Ketika posisi tawar impor setara dengan domestik, maka tumbuhlah benih-benih ketergantungan terhadapnya. Import dependency pada pangan pokok dan strategis berpotensi untuk menggoyahkan stabilitas dalam negeri. Bahkan pada pada titik nadir, ketergantungan ini bisa dijadikan alat pihak asing untuk merubah sistem suatu negara. Misalnya ketergantungan Uni Soviet akan gandum impor, oleh banyak ahli dikatakan sebagai salah satu sebab dan jalan yang digunakan oleh Barat untuk menghancurkan Uni Soviet kala itu.
Disintegrasi
Semangat desentralisasi dan otonomi dalam RUU Pangan sesungguhnya memiliki tujuan mulia. Program ini akan memberikan kewenangan kepada daerah (provinsi/kabupaten/kota) dalam perencanaan produksi, konsumsi, ekspor-impor, distribusi hingga cadangan serta riset. Yang menjadi soal, tepatkah menyerahkan kewenangan penuh kepada daerah? Kebijakan pangan nasional bukanlah penjumlahan kebijakan dari masing-masing daerah otonom, dimana egoisme wilayah yang surplus pangan terhadap wilayah yang minus pangan sangat kental disini. Kondisi ini bisa menyebabkan antar daerah saling bersengketa dalam urusan pangan, disintegrasi. Di saat kondisi di luar Jawa masih minim SDM, infrastruktur, sitem irigasi, RUU Pangan justru memberikan legalisasi.
Catatan Kritis
Pasal 1 (6): Ketersediaan Pangan adalah tersedianya Pangan yang beranekaragam dari hasil produksi dalam negeri, cadangan Pangan nasional, dan/atau pemasukan Pangan dari luar negeri.

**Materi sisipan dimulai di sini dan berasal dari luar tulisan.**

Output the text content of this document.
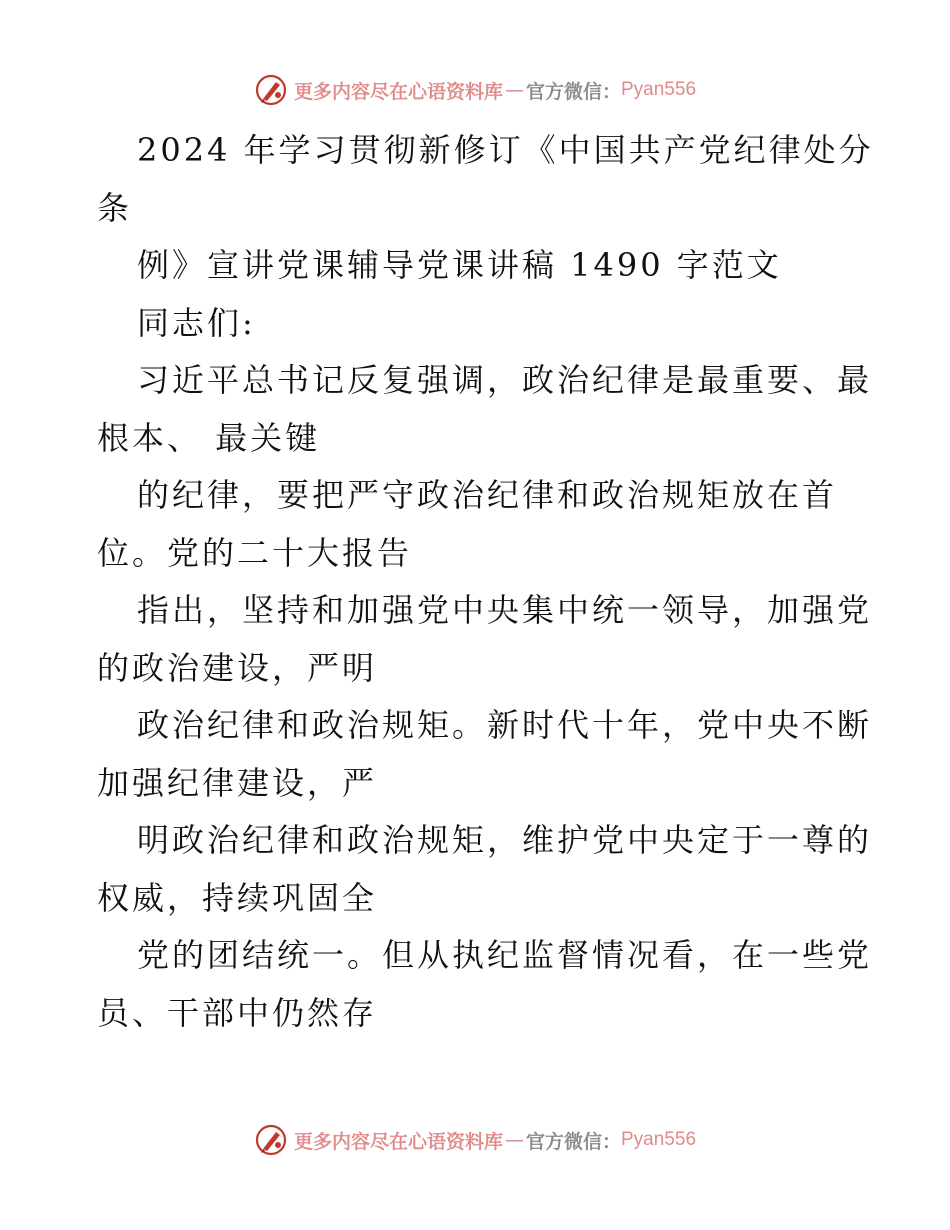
更多内容尽在心语资料库 — 官方微信： Pyan556
2024 年学习贯彻新修订《中国共产党纪律处分
条
例》宣讲党课辅导党课讲稿 1490 字范文
同志们:
习近平总书记反复强调，政治纪律是最重要、最
根本、 最关键
的纪律，要把严守政治纪律和政治规矩放在首
位。党的二十大报告
指出，坚持和加强党中央集中统一领导，加强党
的政治建设，严明
政治纪律和政治规矩。新时代十年，党中央不断
加强纪律建设，严
明政治纪律和政治规矩，维护党中央定于一尊的
权威，持续巩固全
党的团结统一。但从执纪监督情况看，在一些党
员、干部中仍然存
更多内容尽在心语资料库 — 官方微信： Pyan556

Penggunaan kata ‘dan/atau’ disini menunjukkan adanya penyetaraan sumber penyediaan pangan antara sumber dalam negeri dan sumber luar negeri. Bahkan sumber luar negeri dimungkinkan menjadi alternatif yang mengalahkan sumber dalam negeri.
Pasal 5: Lingkup pengaturan Penyelenggaraan Pangan meliputi: a. perencanaan Pangan; b. Ketersediaan Pangan; c. keterjangkauan Pangan; d. penganekaragaman Pangan; e. Keamanan Pangan; f. kelembagaan; g. pembiayaan; dan h. peran serta masyarakat.
Ketersediaan pangan artinya jumlah stok pangan yang mencukupi jumlah kebutuhan. Keterjangkauan yakni tingkat harga rata-rata yang bisa dijangkau oleh semua kalangan konsumen. Jadi menurut pasal ini, ketika stok bahan pangan cukup sehingga harga rata-rata bisa dipertahankan pada tingkat yang dianggap terjangkau, maka tujuan telah terpenuhi. Dalam RUU ini, penyelenggaraan pangan tidak berbicara tentang pendistribusian pangan hingga tataran individu. Pengaturan distribusi masih diserahkan pada mekanisme harga. Betapa sejarah telah mengajarkan kita setiap Ramadhan, menjelang Hari Raya, Tahun Baru dan sebagainya, para pejabat selalu berbicara bahwa stok bahan pangan cukup, meski harganya tak terkendali. Dan yang pasti, selalu saja ada sebagian rakyat yang tidak bisa menjangkau pangan yang layak.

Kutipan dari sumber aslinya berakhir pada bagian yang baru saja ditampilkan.